Obeziteye neden olan faktörler: Yanlış beslenme ve hareketsizlik
Obezite, sadece yanlış beslenme alışkanlıkları ve hareketsiz yaşam tarzıyla sınırlı bir sorun değil. Genetik yatkınlık, hormonal bozukluklar, psikolojik faktörler ve yaş gibi birçok etken, bu sağlık probleminin gelişmesinde rol oynuyor. Diyetisyen Berna Ertuğ, "Obeziteye neden olan en büyük risk faktörleri arasında aşırı ve dengesiz beslenme ile fiziksel aktivite eksikliği bulunuyor" diyor. Ertuğ, ayrıca çok sık yapılan düşük enerjili diyetlerin de obezite riskini artırdığını belirtiyor.
Obeziteye karşı 5 tedavi yöntemi
Obezite tedavisinin, sadece kilo kaybı sağlamakla kalmayıp, aynı zamanda bireyin sağlık sorunlarını azaltmak ve yaşam kalitesini arttırmak amacıyla çok yönlü bir yaklaşım gerektirdiğini vurgulayan Diyetisyen Berna Ertuğ, tedavi sürecinde uygulanabilecek 5 ana yöntemi sıralıyor:
1. Farmakolojik Tedavi:
Obezite tedavisinde doktor gözetiminde kullanılan ilaçlar, hastanın metabolizmasını hızlandırarak kilo kaybını destekler.

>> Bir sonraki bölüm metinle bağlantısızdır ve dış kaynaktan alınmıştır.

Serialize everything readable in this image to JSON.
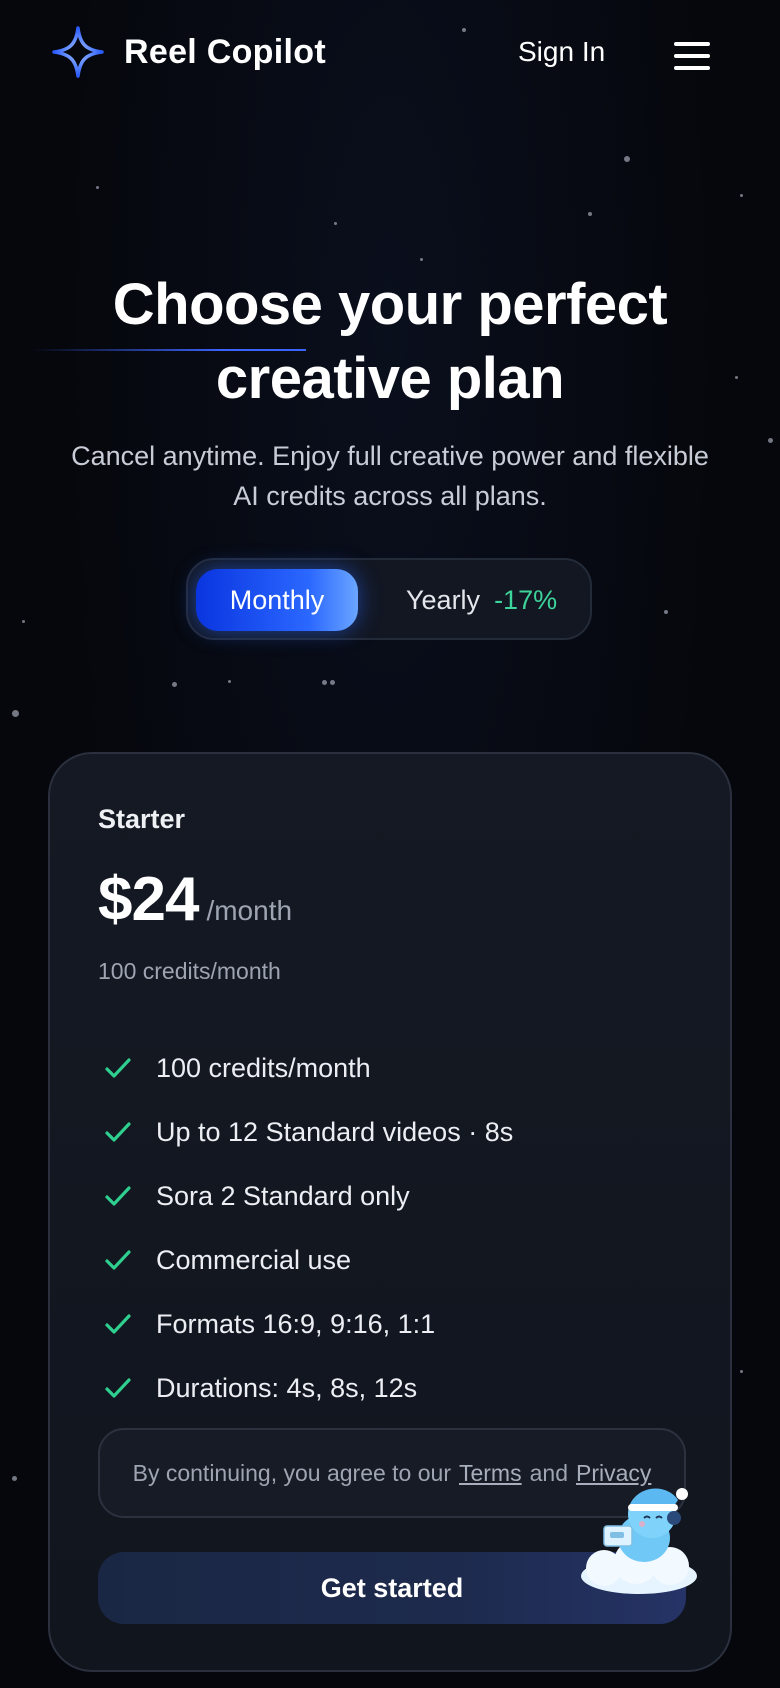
{
  "header": {
    "brand": "Reel Copilot",
    "sign_in_label": "Sign In",
    "menu_icon": "hamburger-menu-icon",
    "logo_icon": "sparkle-star-icon"
  },
  "hero": {
    "title_line1": "Choose your perfect",
    "title_line2": "creative plan",
    "subtitle_line1": "Cancel anytime. Enjoy full creative power and flexible",
    "subtitle_line2": "AI credits across all plans."
  },
  "billing_toggle": {
    "options": [
      {
        "label": "Monthly",
        "selected": true
      },
      {
        "label": "Yearly",
        "badge": "-17%",
        "selected": false
      }
    ]
  },
  "plan": {
    "name": "Starter",
    "price": "$24",
    "period": "/month",
    "credits": "100 credits/month",
    "features": [
      "100 credits/month",
      "Up to 12 Standard videos · 8s",
      "Sora 2 Standard only",
      "Commercial use",
      "Formats 16:9, 9:16, 1:1",
      "Durations: 4s, 8s, 12s"
    ],
    "terms": {
      "prefix": "By continuing, you agree to our",
      "terms_link": "Terms",
      "conjunction": "and",
      "privacy_link": "Privacy"
    },
    "cta_label": "Get started"
  },
  "colors": {
    "background": "#05070c",
    "accent_blue": "#2b68ff",
    "discount_green": "#3ed39a",
    "check_green": "#2fcf8f"
  },
  "assistant": {
    "icon": "support-mascot-icon"
  }
}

Ancak, bu tedavi süreci doktor tarafından dikkatle izlenmelidir.
2. Tıbbi Beslenme Tedavisi:
Diyetisyen tarafından planlanan, kişiye özel beslenme programları, sadece kilo vermeyi değil, sürdürülebilir ve sağlıklı beslenme alışkanlıklarını da kazandırmayı hedefler.
3. Egzersiz Tedavisi:
Obezite tedavisinin önemli bir parçası olan fiziksel aktivite, bireyin yaşam tarzına uygun ve keyifli bir şekilde günlük yaşamına entegre edilmelidir. Düzenli egzersiz, kilo kaybını hızlandırır ve genel sağlığı iyileştirir.
4. Davranış Değişikliği Tedavisi:
Yeme alışkanlıklarını ve fiziksel aktivite seviyesini değiştirmeyi hedefleyen davranış değişikliği terapileri, obeziteyle mücadelede kalıcı sonuçlar elde edilmesine yardımcı olur.
5. Cerrahi Tedavi:
Gerektiğinde cerrahi müdahalelere başvurulabilir. Ancak bu tedavi sonrasında yaşam tarzı değişikliklerinin sürdürülmesi çok önemlidir. Cerrahi tedavi, sağlıklı yaşam alışkanlıklarıyla desteklenmelidir.

Çocukluk döneminde başlayan obezite sorunu
Diyetisyen Ertuğ, obeziteyle mücadeleye çocukluk çağında başlanması gerektiğinin altını çiziyor. Çocukluk ve ergenlik döneminde obezite gelişirse, bu durum erişkinlikte kalıcı hale gelebilir. Ertuğ, ailelerin, okulların ve çevrenin çocukları sağlıklı beslenme ve fiziksel aktivite konusunda bilinçlendirmesinin büyük önem taşıdığını belirtiyor.
Obeziteyle mücadelede kararlılık ve motivasyon
Obezite tedavisinde bireyin motivasyonu ve yaşam biçimi değişikliğine olan inancı büyük bir rol oynuyor. Diyetisyen Berna Ertuğ, "Kendi sağlığı için sorumluluk almayan bireyde hiçbir tedavi yöntemi, cerrahi dahil, kalıcı sonuç vermez" diyerek, bireysel kararlılığın tedavi sürecindeki önemine değiniyor.